Via thinkingparallel.com I just found an interesting article from last Summer, about the actual non-imminence of the end of the computing world as we know it due to multicore. Written by Mark Nelson, the article makes some relevant and mostly correct claims, as long as we keep to the desktop land that he knows best. So here is a look at these claims in the context of embedded systems.
1. On the desktop, current few-way multicore solutions do seem to give immediate benefit thanks to the vast number of threads executing as background tasks and similar in a modern Windows installation.
2. A few more ways of multicores will be gobbled up by eyecandy work as Linux, Windows, and OS X keep fighting on what OS looks the best. And this means lots of easily parallelized threads.
3. Long-term, things look bleaker. How do we make use of a 32-way or even 128-way general-purpose machine?
In the embedded systems that I know and love, claim 1 certainly holds up in many cases. Control-plane applications in core network and telecom systems do feature piles of threads today, and can quite easily be scaled out onto a few cores using SMP. This is what ARM has also been advocating is the case for most of the mobile phone workloads that today run on single ARM cores. Using an ARM multicore will work fine up to four cores, since there is ample threads to go around inside a modern phone. All you need is the OS to be SMP capable, and that seems to be finally happening with the last big RTOSes announcing SMP versions this fall.
Note that there is a different way of using initial multicores in the embedded world, by consolidating what used to be several processors onto a single chip. Basically, using a dualcore processor as a natural replacement for two singlecore processors, pretty much running the same workload. This scenario uses two (or more) different operating systems in AMP mode (see http://jakob.engbloms.se/archives/22). In this way, it is quite likely that quite a few systems can take advantage 2, 3, 4, and maybe even 8-way systems without much work.
Claim 2 makes no sense in the embedded field. At least not in the sense that “your platform software provider will add end-user benefits that eat up more CPU and that does not require you to update your own code”. Maybe you could claim this for mobile phones, but mainstream mobile phone OSes like Symbian have not exactly been aggressive on this front. People don’t seem to be looking for eye candy of that kind in phones — currently at least (update: see comment on this, the iPhone could be changing this tenet).
Claim 3 is applicable. At least for control-oriented applications that run on general-purpose shared-memory machines. Unless you count on a continuation of the consolidation trend: imagine a system where you combine more and more boards from a current rack onto a single chip, or add “more boards” by adding in more AMP operating system instances. It makes sense, since in many cases the actual applications feature ample parallelism that today is exploited by using multiple boards or discrete processing units working in close cooperation to handle the volumes of work present.
For media and radio interface applications, you have a real easy time to use “any” amount of parallelism.

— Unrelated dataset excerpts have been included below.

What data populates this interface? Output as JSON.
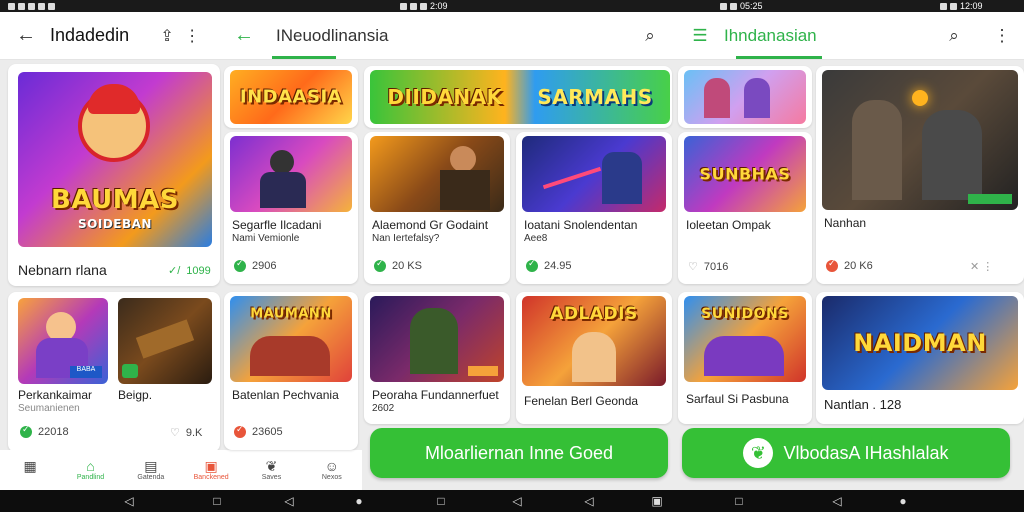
{
  "status": {
    "time1": "2:09",
    "time2": "05:25",
    "time3": "12:09"
  },
  "headers": [
    {
      "title": "Indadedin",
      "left_icon": "back-arrow-icon",
      "right_icons": [
        "share-icon",
        "more-icon"
      ]
    },
    {
      "title": "INeuodlinansia",
      "left_icon": "back-arrow-icon",
      "right_icons": [
        "search-icon"
      ]
    },
    {
      "title": "Ihndanasian",
      "left_icon": "menu-icon",
      "right_icons": [
        "search-icon",
        "more-icon"
      ]
    }
  ],
  "featured": {
    "art_text": "BAUMAS\nSOIDEBAN",
    "title": "Nebnarn rlana",
    "rating": "1099"
  },
  "cards": [
    {
      "art": "INDAASIA",
      "title": "",
      "sub": "",
      "rating": ""
    },
    {
      "art": "DIIDANAK  SARMAHS",
      "title": "",
      "sub": "",
      "rating": ""
    },
    {
      "art": "",
      "title": "",
      "sub": "",
      "rating": ""
    },
    {
      "art": "",
      "title": "Segarfle Ilcadani",
      "sub": "Nami Vemionle",
      "rating": "2906"
    },
    {
      "art": "",
      "title": "Alaemond Gr Godaint",
      "sub": "Nan Iertefalsy?",
      "rating": "20 KS"
    },
    {
      "art": "",
      "title": "Ioatani Snolendentan",
      "sub": "Aee8",
      "rating": "24.95"
    },
    {
      "art": "SUNBHAS",
      "title": "Ioleetan Ompak",
      "sub": "",
      "rating": "7016"
    },
    {
      "art": "",
      "title": "Nanhan",
      "sub": "",
      "rating": "20 K6"
    },
    {
      "art": "",
      "title": "Perkankaimar",
      "sub": "Seumanienen",
      "rating": "22018"
    },
    {
      "art": "",
      "title": "Beigp.",
      "sub": "",
      "rating": "9.K"
    },
    {
      "art": "MAUMANN",
      "title": "Batenlan Pechvania",
      "sub": "",
      "rating": "23605"
    },
    {
      "art": "",
      "title": "Peoraha Fundannerfuet",
      "sub": "2602",
      "rating": ""
    },
    {
      "art": "ADLADIS",
      "title": "Fenelan Berl Geonda",
      "sub": "",
      "rating": ""
    },
    {
      "art": "SUNIDONS",
      "title": "Sarfaul Si Pasbuna",
      "sub": "",
      "rating": ""
    },
    {
      "art": "NAIDMAN",
      "title": "Nantlan . 128",
      "sub": "",
      "rating": ""
    }
  ],
  "tabs": [
    {
      "label": "",
      "icon": "grid-icon"
    },
    {
      "label": "Pandlind",
      "icon": "home-icon"
    },
    {
      "label": "Gatenda",
      "icon": "list-icon"
    },
    {
      "label": "Banckened",
      "icon": "store-icon"
    },
    {
      "label": "Saves",
      "icon": "leaf-icon"
    },
    {
      "label": "Nexos",
      "icon": "user-icon"
    }
  ],
  "cta": [
    {
      "label": "Mloarliernan Inne Goed"
    },
    {
      "label": "VlbodasA IHashlalak"
    }
  ]
}
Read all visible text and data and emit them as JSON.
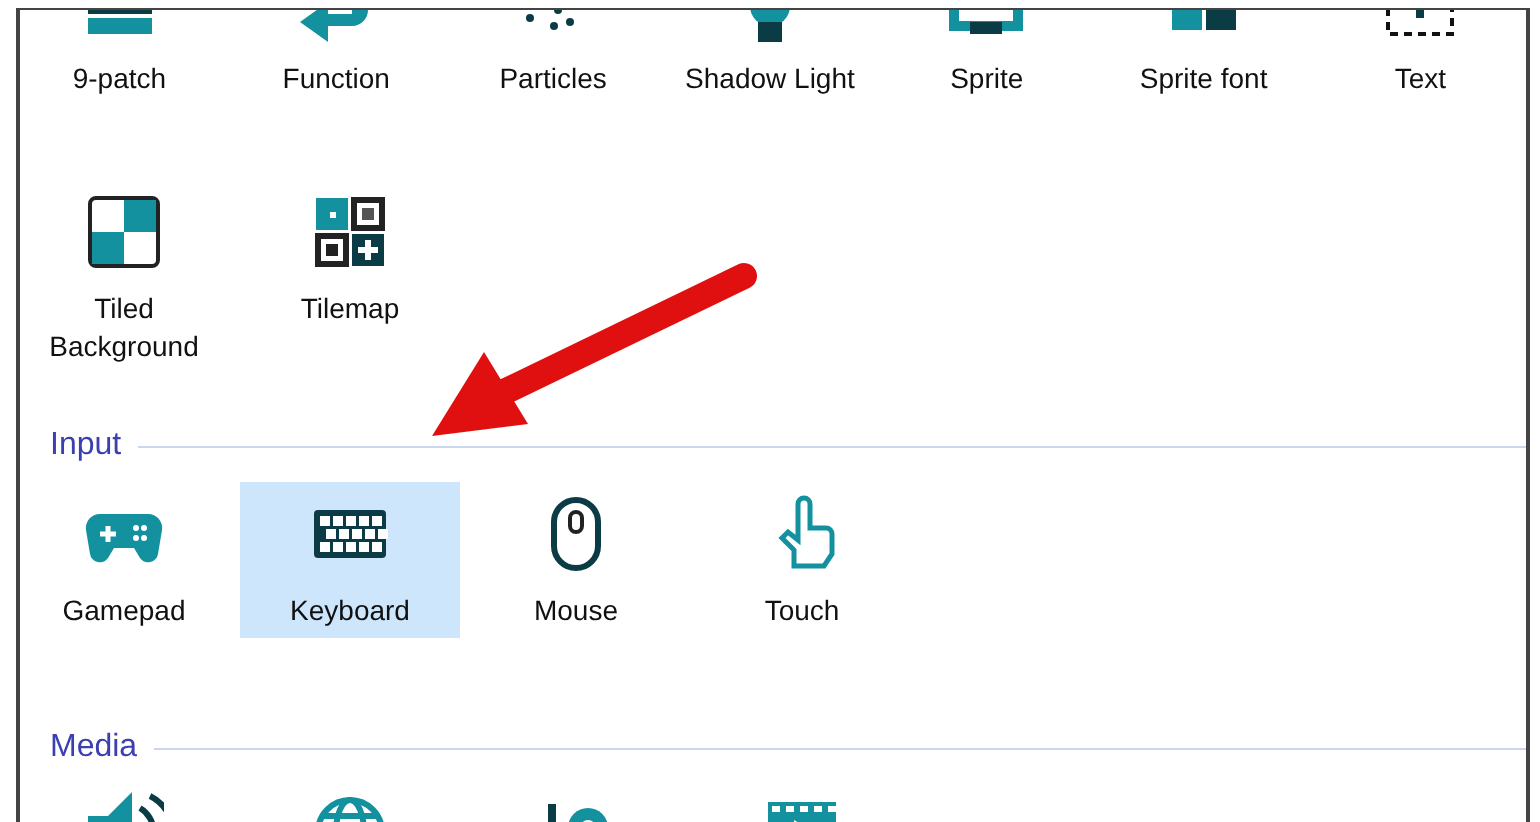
{
  "sections": [
    {
      "items": [
        {
          "kind": "ninepatch",
          "label": "9-patch",
          "selected": false
        },
        {
          "kind": "function",
          "label": "Function",
          "selected": false
        },
        {
          "kind": "particles",
          "label": "Particles",
          "selected": false
        },
        {
          "kind": "bulb",
          "label": "Shadow Light",
          "selected": false
        },
        {
          "kind": "sprite",
          "label": "Sprite",
          "selected": false
        },
        {
          "kind": "spritefont",
          "label": "Sprite font",
          "selected": false
        },
        {
          "kind": "text",
          "label": "Text",
          "selected": false
        }
      ]
    },
    {
      "items": [
        {
          "kind": "tiled",
          "label": "Tiled Background",
          "selected": false
        },
        {
          "kind": "tilemap",
          "label": "Tilemap",
          "selected": false
        }
      ]
    },
    {
      "title": "Input",
      "items": [
        {
          "kind": "gamepad",
          "label": "Gamepad",
          "selected": false
        },
        {
          "kind": "keyboard",
          "label": "Keyboard",
          "selected": true
        },
        {
          "kind": "mouse",
          "label": "Mouse",
          "selected": false
        },
        {
          "kind": "touch",
          "label": "Touch",
          "selected": false
        }
      ]
    },
    {
      "title": "Media",
      "items": [
        {
          "kind": "speaker",
          "selected": false
        },
        {
          "kind": "globe",
          "selected": false
        },
        {
          "kind": "camera",
          "selected": false
        },
        {
          "kind": "film",
          "selected": false
        }
      ]
    }
  ]
}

But that is more similar to the GPUs used in current PCs than the case for the main processor(s) which is being discussed here.
Long-term, PC/desktop/server computing and embedded computing do have some common challenge of using many cores effectively. But the advantage of embedded computing is that most application domains are effectively parallel by nature, and “all” you have to do is find a way to move that parallelism onto a single chip.
His final statement is that:
Our industry press thrives on a good crisis. The switch to multicore processors has presented the brain trust with the opportunity to drum up a convincing one, and they haven’t let us down. Just try to take it with a grain of salt. The crises we’ve had in the past have mostly been resolved with boring, step-wise evolution, and this one will be no different. Maybe 15 or 20 years from now we’ll be writing code in some new transaction based language that spreads a program effortlessly across hundreds of cores. Or, more likely, we’ll still be writing code in C++, Java, and .Net, and we’ll have clever tools that accomplish the same result.
I think he is right about this, and that the end result will be a set of fairly ugly domain-specific frameworks that makes parallel programming reasonably easy. Just like GUI coding frameworks popped up when GUIs were new, relieving you of the tediousness of writing all the plumbing code. But it took a few years to nail down what was to go into a framework and their
About claim 2 for embedded systems: I would actually say that this *does* apply for mobile phones. If anything, I think the hype around Iphone testifies to that.
The iPhone is interesting, you are right about that. It could actually be time for a revolution in eye-candy for these machines. And that could neatly use up a core or two in an ARM MP setup. So let’s give the phones from free cores.